À court terme, nous avons besoin d’un gouvernement en qui nous pouvons avoir confiance. Ou plutôt, nous avons besoin de gens au gouvernement à qui nous pouvons faire confiance. La plupart des partis politiques à Malte (à l’exception du parti d’extrême droite patriote) sont au centre du spectre politique. Techniquement, peu importe qui siège au gouvernement – que ce soit le Parti Labouriste, le Parti Nationaliste, le Parti Démocratique ou l’Alternative Démocratique. Nous avons besoin que le gouvernement ne se serve pas, qu’il ne cherche pas à ruiner l’environnement en cédant ou en vendant tous les coins de verdure que nous avons, et qu’il ne cherche pas à punir les voix dissidentes. Ce pouvoir peut sembler convenable en apparence mais à l’intérieur, c’est tout autre chose.

Pensez-vous que l’UE a délibérément fermé les yeux ? Car Malte est considérée comme l’une des économies  « saines » de l’Union européenne …

L’Union européenne n’est pas Batman. Ces représentant ne vont pas venir jusqu’ici  dans leur « batmobile » et nous sauver.  Cependant, la commission européenne doit se rendre compte que si, dans ce pays, les journaux subissent des pressions, c’est contraire aux intérêts du peuple maltais.

Une économie saine ne signifie pas que les droits de l’homme ne soient pas menacés. Une économie saine ne signifie pas que les choses aillent bien. Pourquoi avons-nous une économie saine ? L’union européenne doit examiner cela et doit s’assurer que les règles soient respectées. Que les principes fondamentaux de l’UE ne sont pas au rabais. Aussi, qu’importe d’avoir une économie saine si nous subissons la corruption et l’intimidation ? L’argent n’achète pas la liberté.

 

« La commission européenne doit se rendre compte que si, dans ce pays, les journaux subissent des pressions, c’est contraire aux intérêts du peuple maltais »

 

Quatorze ans après l’arrivée de Malte dans l’Union Européenne, pensez-vous que cela a été une bonne chose pour les maltais?

Absolument oui ! J’en suis convaincue à 100%. Si Malte ne faisait pas partie de l’Union Européenne, nous aurions stagné. Nous sommes opprimés et nous faisons partie de l’Union Européenne. Imaginez à quel point les choses seraient pires si nous n’avions pas, au moins, l’Union Européenne?  Les opportunités d’affaires et d’éducation ont augmenté de façon considérable. Rien d’autre ne nous aurait permis d’être forts économiquement sauf la participation à l’Union Européenne. Nous gagnons beaucoup d’argent avec les industries du jeu (et de la vente de nos passeports – mais c’est une lame à double tranchant et non gérée avec la diligence requise). Nous n’aurions pas tout cela si nous n’étions pas dans l’UE .

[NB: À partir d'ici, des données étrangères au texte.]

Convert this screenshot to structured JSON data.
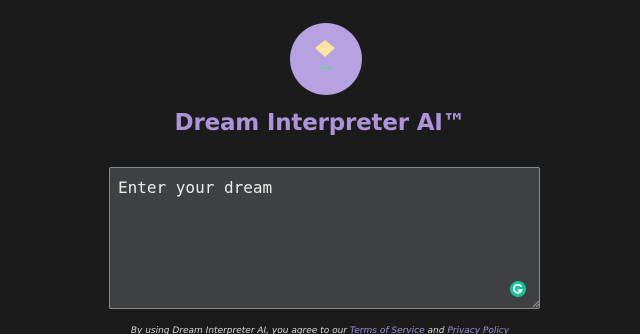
{
  "header": {
    "logo_icon": "dream-crystal-icon",
    "title": "Dream Interpreter AI™"
  },
  "input": {
    "placeholder": "Enter your dream",
    "value": ""
  },
  "widgets": {
    "grammarly_icon": "grammarly-icon"
  },
  "footer": {
    "prefix": "By using Dream Interpreter AI, you agree to our",
    "terms_link": "Terms of Service",
    "conjunction": "and",
    "privacy_link": "Privacy Policy"
  },
  "colors": {
    "background": "#1c1b1c",
    "accent": "#ab94d8",
    "logo_circle": "#b6a2e0",
    "input_background": "#3f4042",
    "grammarly": "#15c39a"
  }
}
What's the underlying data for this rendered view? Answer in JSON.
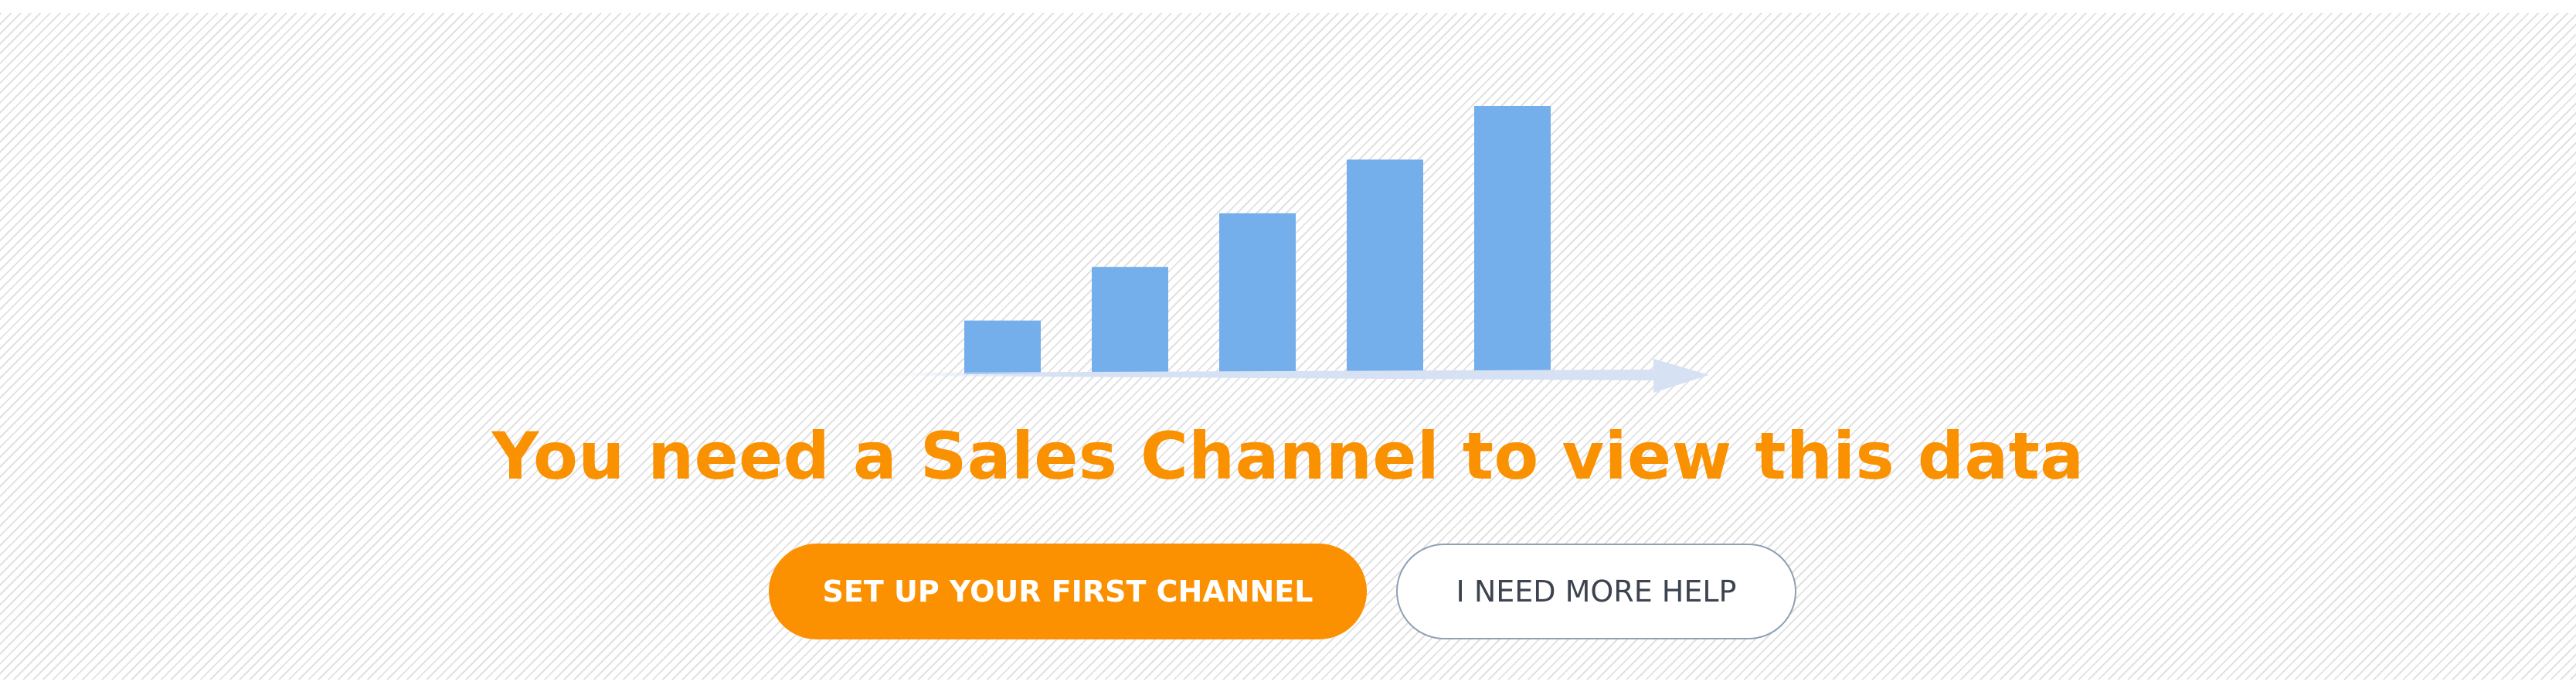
{
  "empty_state": {
    "title": "You need a Sales Channel to view this data",
    "primary_button": "SET UP YOUR FIRST CHANNEL",
    "secondary_button": "I NEED MORE HELP"
  },
  "illustration": {
    "icon": "growth-bar-chart-icon",
    "bar_levels": [
      1,
      2,
      3,
      4,
      5
    ],
    "bar_color": "#74aeeb",
    "arrow_color": "#d7e1f4"
  },
  "colors": {
    "accent": "#f99100",
    "title": "#f99100",
    "secondary_text": "#3d4450",
    "secondary_border": "#8fa0b3"
  }
}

Quel est votre point de vue sur la façon dont Malte et l’UE ont géré l’urgence des migrants?

C’est une catastrophe. Des milliers de personnes meurent en mer. C’est une honte. C’est inhumain.

La pièce « Sliema Girls » (jouée lors du spectacle Comedy Knights’ show 2017)

 

Aujourd’hui, plusieurs gouvernements sont en passe de faire voter des lois contre les fake news. Quel est votre avis à ce sujet ? Est-ce aussi un objectif du gouvernement maltais?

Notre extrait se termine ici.